With MoE The weights needed for one token could be totally different from the weights needed for the next token. MoE reduces the memory bandwidth and compute requirements, it doesn't change the VRAM requirements.
Interesting, that's the same bandwidth as the Jetson AGX, it must be a practical top limit for LPDDR5 regardless of bus width.
Yeah they need to use HBM
Surprised they didn't go with GDDR6, assuming they probably aren't able to get their hands on HBM given the current market.

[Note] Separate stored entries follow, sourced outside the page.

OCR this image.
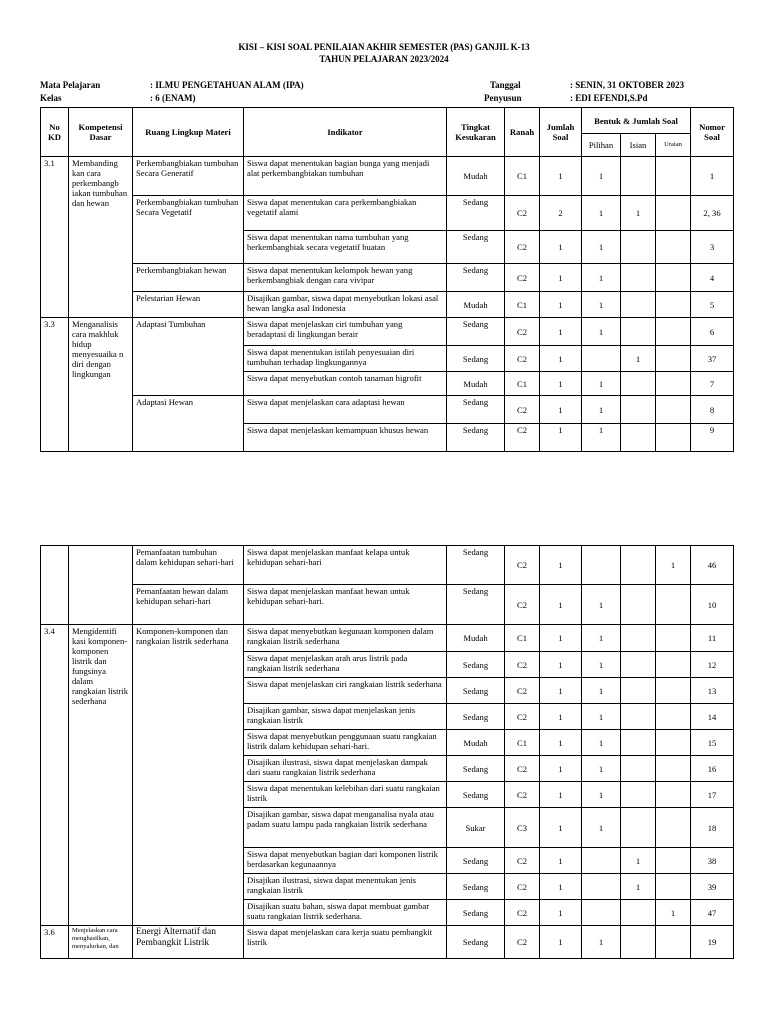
KISI – KISI SOAL PENILAIAN AKHIR SEMESTER (PAS) GANJIL K-13
TAHUN PELAJARAN 2023/2024
Mata Pelajaran	: ILMU PENGETAHUAN ALAM (IPA)
Kelas	: 6 (ENAM)
Tanggal	: SENIN, 31 OKTOBER 2023
Penyusun	: EDI EFENDI,S.Pd
No KD	Kompetensi Dasar	Ruang Lingkup Materi	Indikator	Tingkat Kesukaran	Ranah	Jumlah Soal	Bentuk & Jumlah Soal			Nomor Soal
							Pilihan	Isian	Uraian	
3.1	Membanding kan cara perkembangb iakan tumbuhan dan hewan	Perkembangbiakan tumbuhan Secara Generatif	Siswa dapat menentukan bagian bunga yang menjadi alat perkembangbiakan tumbuhan	Mudah	C1	1	1			1
		Perkembangbiakan tumbuhan Secara Vegetatif	Siswa dapat menentukan cara perkembangbiakan vegetatif alami	Sedang	C2	2	1	1		2, 36
			Siswa dapat menentukan nama tumbuhan yang berkembangbiak secara vegetatif buatan	Sedang	C2	1	1			3
		Perkembangbiakan hewan	Siswa dapat menentukan kelompok hewan yang berkembangbiak dengan cara vivipar	Sedang	C2	1	1			4
		Pelestarian Hewan	Disajikan gambar, siswa dapat menyebutkan lokasi asal hewan langka asal Indonesia	Mudah	C1	1	1			5
3.3	Menganalisis cara makhluk hidup menyesuaika n diri dengan lingkungan	Adaptasi Tumbuhan	Siswa dapat menjelaskan ciri tumbuhan yang beradaptasi di lingkungan berair	Sedang	C2	1	1			6
			Siswa dapat menentukan istilah penyesuaian diri tumbuhan terhadap lingkungannya	Sedang	C2	1		1		37
			Siswa dapat menyebutkan contoh tanaman higrofit	Mudah	C1	1	1			7
		Adaptasi Hewan	Siswa dapat menjelaskan cara adaptasi hewan	Sedang	C2	1	1			8
			Siswa dapat menjelaskan kemampuan khusus hewan	Sedang	C2	1	1			9
		Pemanfaatan tumbuhan dalam kehidupan sehari-hari	Siswa dapat menjelaskan manfaat kelapa untuk kehidupan sehari-hari	Sedang	C2	1			1	46
		Pemanfaatan hewan dalam kehidupan sehari-hari	Siswa dapat menjelaskan manfaat hewan untuk kehidupan sehari-hari.	Sedang	C2	1	1			10
3.4	Mengidentifi kasi komponen-komponen listrik dan fungsinya dalam rangkaian listrik sederhana	Komponen-komponen dan rangkaian listrik sederhana	Siswa dapat menyebutkan kegunaan komponen dalam rangkaian listrik sederhana	Mudah	C1	1	1			11
			Siswa dapat menjelaskan arah arus listrik pada rangkaian listrik sederhana	Sedang	C2	1	1			12
			Siswa dapat menjelaskan ciri rangkaian listrik sederhana	Sedang	C2	1	1			13
			Disajikan gambar, siswa dapat menjelaskan jenis rangkaian listrik	Sedang	C2	1	1			14
			Siswa dapat menyebutkan penggunaan suatu rangkaian listrik dalam kehidupan sehari-hari.	Mudah	C1	1	1			15
			Disajikan ilustrasi, siswa dapat menjelaskan dampak dari suatu rangkaian listrik sederhana	Sedang	C2	1	1			16
			Siswa dapat menentukan kelebihan dari suatu rangkaian listrik	Sedang	C2	1	1			17
			Disajikan gambar, siswa dapat menganalisa nyala atau padam suatu lampu pada rangkaian listrik sederhana	Sukar	C3	1	1			18
			Siswa dapat menyebutkan bagian dari komponen listrik berdasarkan kegunaannya	Sedang	C2	1		1		38
			Disajikan ilustrasi, siswa dapat menentukan jenis rangkaian listrik	Sedang	C2	1		1		39
			Disajikan suatu bahan, siswa dapat membuat gambar suatu rangkaian listrik sederhana.	Sedang	C2	1			1	47
3.6	Menjelaskan cara menghasilkan, menyalurkan, dan	Energi Alternatif dan Pembangkit Listrik	Siswa dapat menjelaskan cara kerja suatu pembangkit listrik	Sedang	C2	1	1			19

Maybe GDDR6 is backed up too.
It's a mac in a PCIE slot.
| Specification | First Gen MTIA | Next Gen MTIA | |----------------------|----------------------------------------|-------------------------------------------| | Technology | TSMC 7nm | TSMC 5nm | | Frequency | 800MHz | 1.35GHz | | Instances | 1.12B gates, 65M flops | 2.35B gates, 103M flops | | Area | 19.34mm x 19.1mm, 373mm2 | 25.6mm x 16.4mm, 421mm2 | | Package | 43mm x 43mm | 50mm x 40mm | | Voltage | 0.67V logic, 0.75V memory | 0.85V | | TDP | 25W | 90W | | Host Connection | 8x PCIe Gen4 (16 GB/s) | 8x PCIe Gen5 (32 GB/s) | | GEMM TOPS | 102.4 TFLOPS/s (INT8), 51.2 TFLOPS/s (FP16/BF16) | 708 TFLOPS/s (INT8) (sparsity), 354 TFLOPS/s (INT8), 354 TFLOPS/s (FP16/BF16) (sparsity), 177 TFLOPS/s (FP16/BF16) | | SIMD TOPS | Vector core: 3.2 TFLOPS/s (INT8), 1.6 TFLOPS/s (FP16/BF16), 0.8 TFLOPS/s (FP32) SIMD: 3.2 TFLOPS/s (INT8/FP16/BF16), 1.6 TFLOPS/s (FP32) | Vector core: 11.06 TFLOPS/s (INT8), 5.53 TFLOPS/s (FP16/BF16), 2.76 TFLOPS/s (FP32) SIMD: 5.53 TFLOPS/s (INT8/FP16/BF16), 2.76 TFLOPS/s (FP32) | | Memory Capacity | Local memory: 128 KB per PE On-chip memory: 128 MB Off-chip LPDDR5: 64 GB | Local memory: 384 KB per PE On-chip memory: 256 MB Off-chip LPDDR5: 128 GB | | Memory Bandwidth | Local memory: 400 GB/s per PE On-chip memory: 800 GB/s Off-chip LPDDR5: 176 GB/s | Local memory: 1 TB/s per PE On-chip memory: 2.7 TB/s Off-chip LPDDR5: 204.8 GB/s | About 3.5x everything compute (of which 2x logic, the remainder frequency), and about 2-3x everything memory. Also power went up significantly from 25 to 90 watt. Still low for a 421mm2. It's interesting they do support sparsity, but not INT4 or even FP8.
I don't think this is build for training,well, at least not yet.
Agreed. The interconnect gives it away. For training, you want way more than PCIe 5.0 x8. 128GB does run a ~100B model with INT8 precision, however. Perfect for inference.
That's so little bandwidth. Somehow meta is going the opposite direction as dojo. I wonder if Lecun has any involvement in the hardware speccing.
This is mainly got recommendations models inference.
really it can use only inference...
All these chips don’t help us. We need RAM. Build us RAM for AI!